Kenneth Wynn, a spokesman for the Hospitality Association and director of the liquor-control agency until his retirement in 2007, said, "In my 30 years of experience, I have firsthand knowledge that the LDS Church has influenced every piece of liquor legislation that the state has adopted over the past three decades."

Wynn, a Mormon, also argued that the so-called Domination Clause in the Utah Constitution prohibits church officials from interfering in state matters.

State attorneys argued that the Domination Clause, which states "no church may dominate the state or interfere with its functions," does not apply in this instance.

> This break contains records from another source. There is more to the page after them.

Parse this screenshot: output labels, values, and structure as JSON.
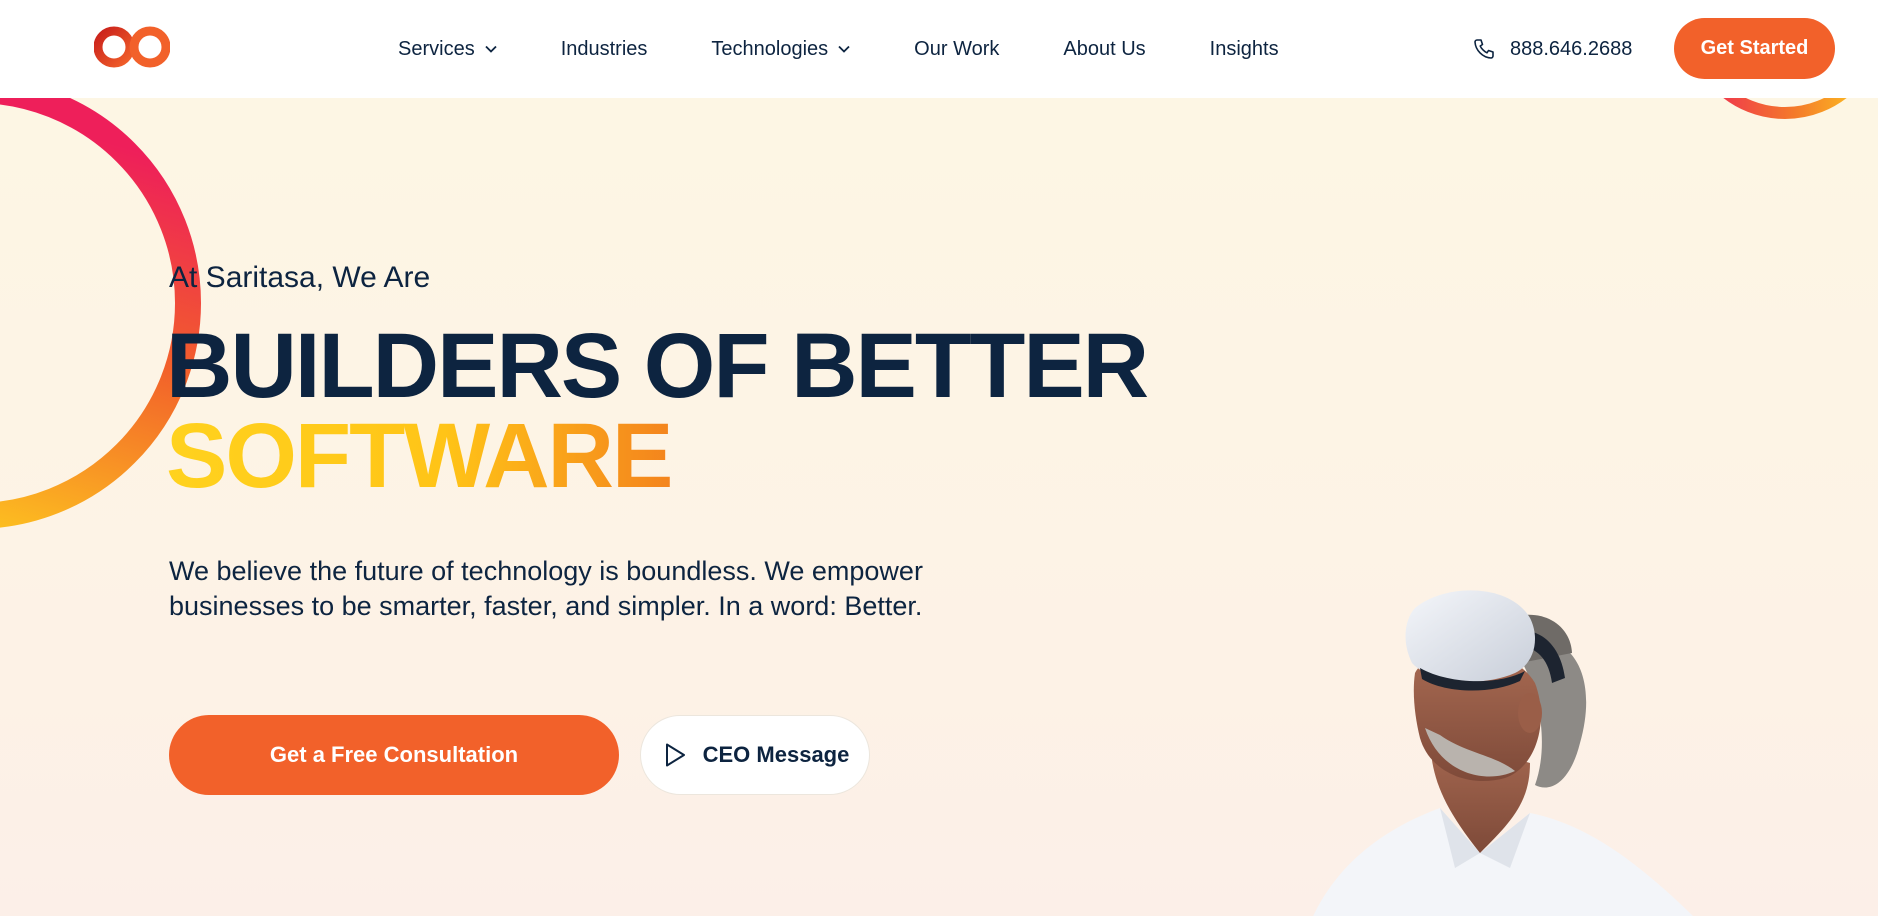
{
  "header": {
    "logo": "saritasa-logo",
    "nav": [
      {
        "label": "Services",
        "has_dropdown": true
      },
      {
        "label": "Industries",
        "has_dropdown": false
      },
      {
        "label": "Technologies",
        "has_dropdown": true
      },
      {
        "label": "Our Work",
        "has_dropdown": false
      },
      {
        "label": "About Us",
        "has_dropdown": false
      },
      {
        "label": "Insights",
        "has_dropdown": false
      }
    ],
    "phone": "888.646.2688",
    "cta_label": "Get Started"
  },
  "hero": {
    "eyebrow": "At Saritasa, We Are",
    "headline_line1": "BUILDERS OF BETTER",
    "headline_line2": "SOFTWARE",
    "lede": "We believe the future of technology is boundless. We empower businesses to be smarter, faster, and simpler. In a word: Better.",
    "primary_cta": "Get a Free Consultation",
    "secondary_cta": "CEO Message",
    "image_subject": "man wearing VR headset"
  },
  "colors": {
    "accent": "#f2612a",
    "navy": "#0d2440",
    "yellow": "#ffd21e",
    "pink": "#ee2061",
    "hero_bg": "#fdf6e4"
  }
}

State attorneys acknowledged that the Domination Clause "may be unique and expansive" but they said it cannot be used to void "a legal government act or election merely because it is consonant with a particular religious belief or advocated by religious leaders."

There is little history or Utah case law regarding the Domination Clause, state attorneys said, and there was little discussion on the issue during the 1895 Utah constitutional convention, whose framers wanted to overcome national perceptions that Utah was a de facto Mormon theocracy.

State attorneys also said Utah's happy-hour ban doesn't violate antitrust laws because it is applied uniformly.

Civil rights attorney Brian Barnard, who is not involved in the case, said any lawsuit challenging Utah's liquor laws "is a major uphill battle."

"States have a great deal of power in the regulation of liquor and with avoiding antitrust claims," he said. "But using antitrust laws [as an argument] is something that hasn't been tried before in Utah, so it will be interesting to see what the court does with this kind of a challenge."

State attorneys argued that even if state alcohol laws had violated the federal Sherman Antitrust Act, that law is trumped by the 21st Amendment, which repealed Prohibition and gave states broad powers to regulate intoxicating liquors.

The state also pointed to a 2005 report by the National Highway Traffic Safety Administration showing a significant correlation between lower drink prices and higher binge-drinking rates.

Utah attorneys said if the state ban on discount drinks does inhibit free-market competition, the prohibition is "more than outweighed by the state's interest in protecting against tragic loss of life from binge drinking or auto fatalities tied to drunk driving."

State attorneys also defended quotas on the number of bar and restaurant licenses as legal because the law is enforced uniformly. Eighteen applicants have been waiting for more than a year for bar permits to become available.